How to Make the Posters at Your Meeting More Meaningful

Author: David McMillin       

posters

Harvard University students present their research during the school’s annual poster day. (Courtesy Christian Surharlim)

One of the most powerful pieces of knowledge shared at annual medical and scientific meetings is often not from the keynote presentation by a well-established luminary or a breakout education session featuring a panel of subject matter experts. Instead, some of the most promising and exciting developments in scientific and medical fields can be found in the poster hall where presenters — often some of the youngest participants on the registration list — display and discuss their new research findings. That potential, though, is being wasted, according to Mike Morrison.

As a Ph.D. student in psychology at Michigan State University, Morrison has gained experience attending conferences and presenting his own work. However, he took approximately one year away from a lot of that work to focus on crafting an animated YouTube video titled “How to create a better research poster in less time” and a template to resolve what he believes has been posters’ biggest shortcoming: terrible design. The average person is accustomed to reading short headlines and minimal copy on billboards to grasp a message, but posters — with lengthy headlines and massive blocks of copy — are a nightmare for digesting information.

“Not only are poster sessions kind of a lackluster experience for everyone involved, but they’re also really inefficient at transferring knowledge to people walking through the poster sessions,” Morrison said in the video. “That means it’s slowing down the learning. It’s slowing down scientific progress, which is actually holding the human race back in a non-insignificant way.”

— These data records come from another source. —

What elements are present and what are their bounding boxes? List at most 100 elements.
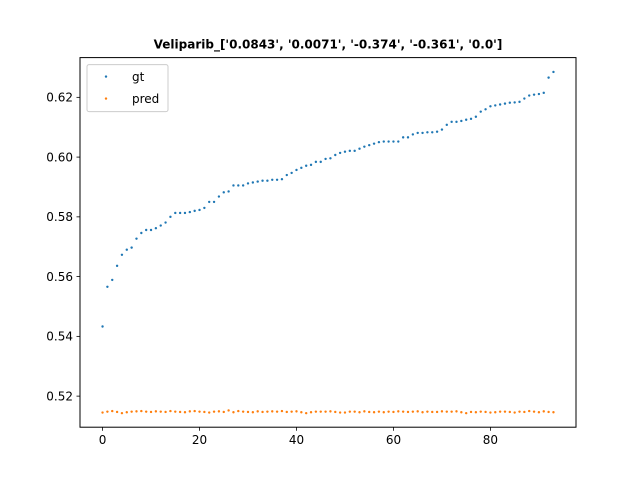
data-point-gt [338,151,342,155]
data-point-pred [363,410,366,413]
data-point-gt [212,200,216,204]
data-point-gt [523,97,526,100]
data-point-pred [217,410,221,413]
data-point-gt [111,278,114,282]
data-point-gt [503,102,507,105]
data-point-pred [115,410,119,414]
data-point-pred [494,411,497,414]
data-point-gt [392,140,395,143]
data-point-pred [300,411,303,414]
data-point-gt [368,143,371,147]
data-point-pred [508,410,512,414]
data-point-pred [135,410,138,413]
data-point-pred [460,411,463,414]
data-point-gt [309,163,313,167]
x-tick-label: 80 [483,433,498,447]
y-axis: 0.52 0.54 0.56 0.58 0.60 0.62 [46,91,80,403]
data-point-pred [101,411,104,414]
data-point-gt [421,131,424,135]
data-point-gt [334,153,337,157]
data-point-pred [416,410,419,413]
data-point-gt [532,93,536,96]
legend-box [86,64,169,113]
data-point-pred [304,411,308,415]
data-point-pred [474,411,478,414]
data-point-pred [455,410,458,413]
data-point-gt [120,253,124,256]
data-point-pred [261,410,264,414]
x-tick-label: 60 [386,433,401,447]
data-point-gt [115,264,119,268]
data-point-pred [343,411,347,414]
data-point-gt [319,160,322,164]
data-point-gt [174,211,177,215]
data-point-gt [440,128,444,131]
data-point-pred [358,411,361,414]
data-point-pred [431,410,434,414]
data-point-pred [285,410,288,414]
data-point-gt [513,101,516,104]
data-point-pred [154,410,158,413]
data-point-gt [130,246,133,249]
data-point-gt [411,133,415,136]
data-point-pred [552,411,555,414]
data-point-gt [275,178,279,182]
data-point-pred [188,410,192,413]
data-point-pred [411,410,415,413]
data-point-gt [135,237,138,240]
data-point-gt [188,210,192,214]
data-point-gt [169,215,172,219]
data-point-pred [542,410,545,413]
data-point-pred [426,410,429,413]
data-point-pred [547,410,550,414]
data-point-gt [508,101,512,104]
legend-marker-pred [104,97,108,100]
data-point-pred [503,410,507,413]
data-point-pred [314,410,318,413]
y-tick-label: 0.54 [46,330,73,344]
data-point-gt [203,206,206,210]
data-point-pred [198,410,201,413]
data-point-pred [280,409,284,413]
legend: gt pred [86,64,169,113]
data-point-gt [222,191,225,194]
data-point-pred [387,410,390,413]
data-point-gt [178,211,182,215]
data-point-pred [397,410,400,413]
data-point-gt [416,131,419,135]
data-point-pred [523,410,526,414]
data-point-pred [140,409,143,413]
data-point-pred [469,410,473,414]
data-point-pred [266,410,269,413]
data-point-pred [193,409,196,413]
data-point-pred [149,410,153,414]
data-point-gt [547,76,550,79]
data-point-pred [484,410,487,414]
data-point-gt [149,228,153,232]
data-point-gt [348,149,352,153]
data-point-gt [479,110,482,113]
data-point-pred [537,411,541,414]
data-point-gt [528,94,531,97]
data-point-pred [106,410,109,413]
data-point-pred [353,410,356,413]
data-point-gt [217,195,221,198]
data-point-gt [280,178,284,181]
data-point-gt [372,142,376,145]
data-point-gt [208,200,211,204]
data-point-pred [464,411,468,415]
data-point-pred [178,410,182,414]
data-point-gt [387,140,390,143]
chart-title: Veliparib_['0.0843', '0.0071', '-0.374',… [154,38,503,53]
data-point-gt [241,184,245,187]
data-point-gt [324,157,327,161]
data-point-gt [445,123,448,127]
data-point-pred [532,410,536,413]
data-point-gt [377,140,381,144]
data-point-pred [271,410,274,413]
data-point-gt [484,108,487,111]
data-point-pred [246,410,250,414]
data-point-pred [309,411,313,414]
data-point-pred [479,410,482,413]
data-point-gt [106,285,109,288]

Morrison’s template design — which is available for free — centers on one bold headline to quickly communicate the main finding to attendees scanning rows of posters. To learn more, he suggests including a QR code that links to more detailed information that attendees can review on their own time, away from the often-hectic conference environment.

Changing the Template

The video has attracted plenty of attention, amassing more than 218,000 views. One of those viewers was Christian Suharlim, M.D., M.P.H., a research associate at the Center for Health Decision Science at the Harvard University T.H. Chan School of Public Health, who used to think that posters could better connect his peers and help inform colleagues of the work they were each doing. “Part of the issue with being such a large school is that many researchers can wind up operating in silos,” Suharlim told Convene. “People are doing fantastic work, but many of them don’t know what other people in other departments are doing.”

In 2014, Suharlim helped to establish an annual poster day in an attempt to break those silos and offer “an opportunity for people at the school to come together to present what they’re working on.” However, the day didn’t measure up to Suharlim’s vision. “It’s very hard for people to quickly grasp all the insights from the posters,” he said. “We tried staggering the schedule, and we tried working with technology instead of printed posters. But I wasn’t convinced that any of the options proved to be a solution. Then, I saw Mike Morrison’s video.”

posters

Dr. Christian Surharlim

The timing was perfect. In addition to his work at Harvard, Suharlim is the director of public affairs at Immunization Economics, an online platform that aims to connect researchers from around the world who are tackling issues surrounding vaccinations for children. He was in the midst of preparations to bring that online community together at the Immunization Economics iHEA pre-congress, an event in Basel, Switzerland that will include attendees from more than 75 countries from July 13-14.

The event will include a poster session with 40 pieces of research on everything from alternative financing models for vaccines to guidance on motivating mothers to vaccinate their children. Suharlim pointed out that capturing the full power of posters is especially essential for this audience. “We are a very young field,” he said. “We are trying to grow. We are trying to learn from each other as much as we could to ensure that vaccines get to children as efficiently as they can.”

Suharlim asked all the presenters to use the new template, and he also invited Morrison to oversee the presentations as a lead advisor for the poster session. It will mark the first full conference rollout of the template, with 40 posters from more than 20 countries adopting the new design. Suharlim was most excited about the fact that the new approach will save an attendee’s most valuable resource. “Our audience doesn’t have the time,” he said. “They might see a poster during lunch or during a one-hour window that we allocate, but that’s not enough.”

While the template is designed to simplify knowledge transfer, Suharlim acknowledged that the initial switch created one layer of complexities. “There are some learning curves,” he said. “We had to create an infrastructure that gives any attendee who scans the QR code a place to find more material from the posters.”

And outside of technology, the human resistance to change still exists. Since some of these presenters have already created a poster for other conference, a “better” design means more work. “There will always be people who do not want to invest more time to remake the poster,” Suharlim said. “But the majority of the feedback has been positive. We will be doing a more formal feedback process to gauge reactions, too.”

Those reactions will be important, but it’s what happens once attendees leave those poster halls that has greater signficance. “I really think that if everybody uses a design like this, we could accelerate the pace of science,” Morrison said in the video. “We could cure all diseases slightly sooner, and that’s everything to the people suffering from them.”